Correspondance de Gustave Flaubert/Tome 5/0869

Louis Conard (Volume 5p. 240-242).

869. À GEORGE SAND.
Croisset, samedi soir [29 septembre 1866].

L’envoi des deux portraits m’avait fait croire que vous étiez à Paris, chère maître, et je vous ai écrit une lettre qui vous attend rue des Feuillantines.

Je n’ai pas retrouvé mon article sur les dolmens. Mais j’ai le manuscrit entier de mon voyage en Bretagne parmi mes « œuvres inédites ». Nous en aurons à dégoiser quand vous serez ici. Prenez courage.

Je n’éprouve pas, comme vous, ce sentiment d’une vie qui commence, la stupéfaction de l’existence fraîche éclose. Il me semble, au contraire, que j’ai toujours existé ! Et je possède des souvenirs qui remontent aux pharaons. Je me vois à différents âges de l’histoire très nettement, exerçant des métiers différents et dans des fortunes multiples. Mon individu actuel est le résultat de mes individualités disparues. J’ai été batelier sur le Nil, leno à Rome du temps des guerres puniques, puis rhéteur grec dans Suburre, où j’étais dévoré de punaises.
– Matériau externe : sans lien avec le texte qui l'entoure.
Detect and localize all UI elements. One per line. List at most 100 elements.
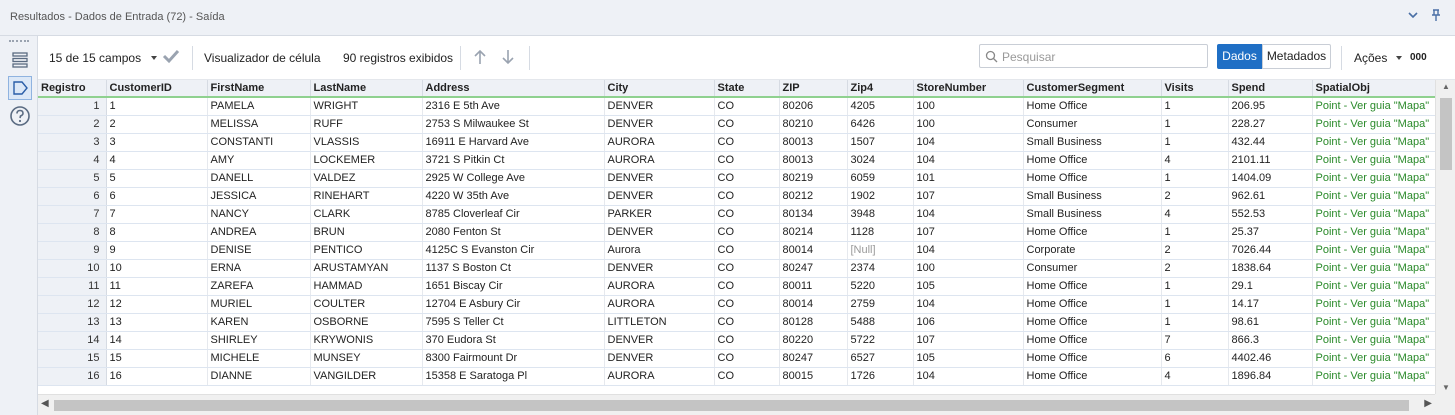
- table-row[interactable]: 3 3 CONSTANTI VLASSIS 16911 E Harvard Ave AUR…: [38, 133, 1435, 152]
- table-cell[interactable]: 6: [1161, 349, 1229, 368]
- table-cell[interactable]: 12: [106, 295, 208, 314]
- arrow-up-icon[interactable]: [472, 48, 488, 69]
- table-cell[interactable]: 107: [913, 223, 1024, 242]
- table-cell[interactable]: 3: [106, 133, 208, 152]
- record-number-cell[interactable]: 16: [38, 367, 107, 386]
- table-cell[interactable]: Point - Ver guia "Mapa": [1312, 151, 1435, 170]
- table-row[interactable]: 10 10 ERNA ARUSTAMYAN 1137 S Boston Ct DENVER…: [38, 259, 1435, 278]
- table-cell[interactable]: 2: [106, 115, 208, 134]
- table-cell[interactable]: 16: [106, 367, 208, 386]
- table-cell[interactable]: 1: [106, 97, 208, 116]
- tab-dados[interactable]: Dados: [1217, 44, 1262, 69]
- table-cell[interactable]: AURORA: [604, 277, 715, 296]
- table-cell[interactable]: 80247: [779, 349, 848, 368]
- table-cell[interactable]: Small Business: [1023, 205, 1162, 224]
- table-cell[interactable]: 2080 Fenton St: [422, 223, 605, 242]
- table-cell[interactable]: 11: [106, 277, 208, 296]
- table-cell[interactable]: 4: [1161, 151, 1229, 170]
- table-cell[interactable]: CO: [714, 313, 780, 332]
- table-cell[interactable]: [Null]: [847, 241, 914, 260]
- table-cell[interactable]: CLARK: [310, 205, 423, 224]
- column-header-visits[interactable]: Visits: [1161, 80, 1229, 98]
- table-cell[interactable]: DANELL: [207, 169, 311, 188]
- table-cell[interactable]: 370 Eudora St: [422, 331, 605, 350]
- table-row[interactable]: 4 4 AMY LOCKEMER 3721 S Pitkin Ct AURORA CO 800…: [38, 151, 1435, 170]
- table-cell[interactable]: 1137 S Boston Ct: [422, 259, 605, 278]
- table-cell[interactable]: RUFF: [310, 115, 423, 134]
- table-cell[interactable]: Point - Ver guia "Mapa": [1312, 115, 1435, 134]
- table-cell[interactable]: 6: [106, 187, 208, 206]
- table-cell[interactable]: HAMMAD: [310, 277, 423, 296]
- table-cell[interactable]: MICHELE: [207, 349, 311, 368]
- table-cell[interactable]: 1: [1161, 295, 1229, 314]
- table-cell[interactable]: 1: [1161, 133, 1229, 152]
- table-cell[interactable]: CO: [714, 367, 780, 386]
- table-cell[interactable]: 80128: [779, 313, 848, 332]
- pin-icon[interactable]: [1427, 8, 1445, 26]
- fields-dropdown[interactable]: 15 de 15 campos: [49, 51, 158, 65]
- table-cell[interactable]: 1507: [847, 133, 914, 152]
- scroll-up-icon[interactable]: ▲: [1436, 82, 1455, 91]
- table-row[interactable]: 13 13 KAREN OSBORNE 7595 S Teller Ct LITTLETO…: [38, 313, 1435, 332]
- table-cell[interactable]: Point - Ver guia "Mapa": [1312, 169, 1435, 188]
- table-cell[interactable]: OSBORNE: [310, 313, 423, 332]
- table-cell[interactable]: 106: [913, 313, 1024, 332]
- table-cell[interactable]: 1: [1161, 313, 1229, 332]
- table-cell[interactable]: 80134: [779, 205, 848, 224]
- table-row[interactable]: 5 5 DANELL VALDEZ 2925 W College Ave DENVER CO…: [38, 169, 1435, 188]
- table-cell[interactable]: 105: [913, 277, 1024, 296]
- table-cell[interactable]: Point - Ver guia "Mapa": [1312, 277, 1435, 296]
- table-cell[interactable]: CO: [714, 277, 780, 296]
- column-header-zip4[interactable]: Zip4: [847, 80, 914, 98]
- table-cell[interactable]: 2: [1161, 241, 1229, 260]
- table-cell[interactable]: Home Office: [1023, 313, 1162, 332]
- table-cell[interactable]: 104: [913, 133, 1024, 152]
- table-cell[interactable]: 29.1: [1228, 277, 1313, 296]
- table-cell[interactable]: 8300 Fairmount Dr: [422, 349, 605, 368]
- table-cell[interactable]: Point - Ver guia "Mapa": [1312, 367, 1435, 386]
- table-cell[interactable]: DENISE: [207, 241, 311, 260]
- table-cell[interactable]: DIANNE: [207, 367, 311, 386]
- record-number-cell[interactable]: 1: [38, 97, 107, 116]
- table-cell[interactable]: 2: [1161, 187, 1229, 206]
- table-cell[interactable]: 80219: [779, 169, 848, 188]
- table-cell[interactable]: 9: [106, 241, 208, 260]
- table-cell[interactable]: ERNA: [207, 259, 311, 278]
- record-number-cell[interactable]: 11: [38, 277, 107, 296]
- table-cell[interactable]: 25.37: [1228, 223, 1313, 242]
- table-cell[interactable]: Point - Ver guia "Mapa": [1312, 223, 1435, 242]
- table-cell[interactable]: Small Business: [1023, 133, 1162, 152]
- table-cell[interactable]: 107: [913, 187, 1024, 206]
- table-cell[interactable]: 1902: [847, 187, 914, 206]
- cell-viewer-button[interactable]: Visualizador de célula: [204, 51, 321, 65]
- table-cell[interactable]: 1404.09: [1228, 169, 1313, 188]
- table-cell[interactable]: 1896.84: [1228, 367, 1313, 386]
- table-cell[interactable]: 100: [913, 115, 1024, 134]
- table-cell[interactable]: 3024: [847, 151, 914, 170]
- table-cell[interactable]: WRIGHT: [310, 97, 423, 116]
- table-cell[interactable]: 2: [1161, 259, 1229, 278]
- table-cell[interactable]: 2316 E 5th Ave: [422, 97, 605, 116]
- table-row[interactable]: 7 7 NANCY CLARK 8785 Cloverleaf Cir PARKER CO 8…: [38, 205, 1435, 224]
- table-cell[interactable]: 8785 Cloverleaf Cir: [422, 205, 605, 224]
- table-cell[interactable]: CO: [714, 133, 780, 152]
- table-cell[interactable]: 4205: [847, 97, 914, 116]
- table-cell[interactable]: CO: [714, 241, 780, 260]
- record-number-cell[interactable]: 15: [38, 349, 107, 368]
- table-cell[interactable]: AURORA: [604, 151, 715, 170]
- table-cell[interactable]: SHIRLEY: [207, 331, 311, 350]
- record-number-cell[interactable]: 2: [38, 115, 107, 134]
- table-row[interactable]: 6 6 JESSICA RINEHART 4220 W 35th Ave DENVER CO…: [38, 187, 1435, 206]
- table-cell[interactable]: CONSTANTI: [207, 133, 311, 152]
- table-cell[interactable]: 15: [106, 349, 208, 368]
- record-number-cell[interactable]: 9: [38, 241, 107, 260]
- table-cell[interactable]: RINEHART: [310, 187, 423, 206]
- record-number-cell[interactable]: 13: [38, 313, 107, 332]
- table-cell[interactable]: 4220 W 35th Ave: [422, 187, 605, 206]
- vertical-scrollbar[interactable]: ▲ ▼: [1435, 80, 1455, 394]
- record-number-cell[interactable]: 4: [38, 151, 107, 170]
- table-cell[interactable]: CO: [714, 97, 780, 116]
- table-cell[interactable]: AMY: [207, 151, 311, 170]
- table-cell[interactable]: Point - Ver guia "Mapa": [1312, 313, 1435, 332]
- table-cell[interactable]: 1128: [847, 223, 914, 242]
Je suis mort, pendant la croisade, pour avoir mangé trop de raisin sur la plage de Syrie. J’ai été pirate et moine, saltimbanque et cocher. Peut-être empereur d’Orient, aussi.

Bien des choses s’expliqueraient si nous pouvions connaître notre généalogie véritable. Car les éléments qui font un homme étant bornés, les mêmes combinaisons doivent se reproduire. Ainsi l’hérédité est un principe juste qui a été mal appliqué.

Il en est de ce mot-là comme de bien d’autres. Chacun le prend par un bout et on ne s’entend pas. Les sciences psychologiques resteront où elles gisent, c’est-à-dire dans les ténèbres et la folie, tant qu’elles n’auront pas une nomenclature exacte, qu’il sera permis d’employer la même expression pour signifier les idées les plus diverses. Quand on embrouille les catégories, adieu la morale !

Ne trouvez-vous pas au fond que, depuis 89, on bat la breloque ? Au lieu de continuer par la grande route, qui était large et belle comme une voie triomphale, on s’est enfui par les petits chemins, et on patauge dans les fondrières. Il serait peut-être sage de revenir momentanément à d’Holbach. Avant d’admirer Proudhon, si on connaissait Turgot ?

Mais le Chic, cette religion moderne, que deviendrait-elle !

Opinions chic (ou chiques) : être pour le catholicisme (sans en croire un mot), être pour l’esclavage, être pour la maison d’Autriche, porter le deuil de la reine Amélie, admirer Orphée aux Enfers, s’occuper de comices agricoles, parler sport, se montrer froid, être idiot jusqu’à regretter les traités de 1815. Cela est tout ce qu’il y a de plus neuf.

Ah ! vous croyez, parce que je passe ma vie à tâcher de faire des phrases harmonieuses, en évitant les assonances, que je n’ai pas, moi aussi, mes petits jugements sur les choses de ce monde ? Hélas oui ! et même je crèverai enragé de ne pas les dire.

Mais assez bavardé, je vous ennuierais à la fin.

La pièce de Bouilhet passera dans les premiers jours de novembre. C’est donc dans un mois que nous nous verrons.

Je vous embrasse très fort, chère maître.